The Early Dead is presented here as a single file, with the original page numbers. Biographical information on several subjects of the poems is included with the poem about them. This copy’s distinctive spine makes it easy to find on a shelf. The sole review found appears below.

I would like to acknowledge the excellent family historians who have presented their work at ancestry.com for information on the Whitcomb family and the children memorialized in The Early Dead; I could not have completed my research without their well-laid trails to the information.

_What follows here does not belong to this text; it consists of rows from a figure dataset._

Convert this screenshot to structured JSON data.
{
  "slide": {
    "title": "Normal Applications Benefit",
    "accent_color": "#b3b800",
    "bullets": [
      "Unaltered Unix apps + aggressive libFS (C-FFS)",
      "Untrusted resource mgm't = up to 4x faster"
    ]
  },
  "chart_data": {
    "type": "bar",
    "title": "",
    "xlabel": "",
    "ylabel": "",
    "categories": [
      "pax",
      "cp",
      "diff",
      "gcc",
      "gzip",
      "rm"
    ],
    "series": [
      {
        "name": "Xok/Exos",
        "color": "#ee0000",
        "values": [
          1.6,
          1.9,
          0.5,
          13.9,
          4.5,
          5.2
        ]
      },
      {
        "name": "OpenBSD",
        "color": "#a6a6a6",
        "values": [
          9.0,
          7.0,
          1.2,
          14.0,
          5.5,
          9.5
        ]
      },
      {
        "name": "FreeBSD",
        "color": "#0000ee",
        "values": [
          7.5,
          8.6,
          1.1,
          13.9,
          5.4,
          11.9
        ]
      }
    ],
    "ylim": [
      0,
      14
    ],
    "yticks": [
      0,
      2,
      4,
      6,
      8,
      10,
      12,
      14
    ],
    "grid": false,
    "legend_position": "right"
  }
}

Information about William Chalmers Whitcomb can be found in a number of digital dabatases:

The Early Dead 

Review. Happy Home and Parlor Magazine 7 (February 1858); p. 143.

The Early Dead is an excellent collection of poetry designed for those who have been bereaved of children. The compiler is Rev. W. C. Whitcomb, and he has brought together in this little volume, the cream of all that has been written and published on the death of children. It will be hig[h]ly valued by afflicted parents as being congenial to their bleeding hearts. We r[e]cognize in it some familiar pieces of our best poets, and we rejoice to see them here on errands of consolation.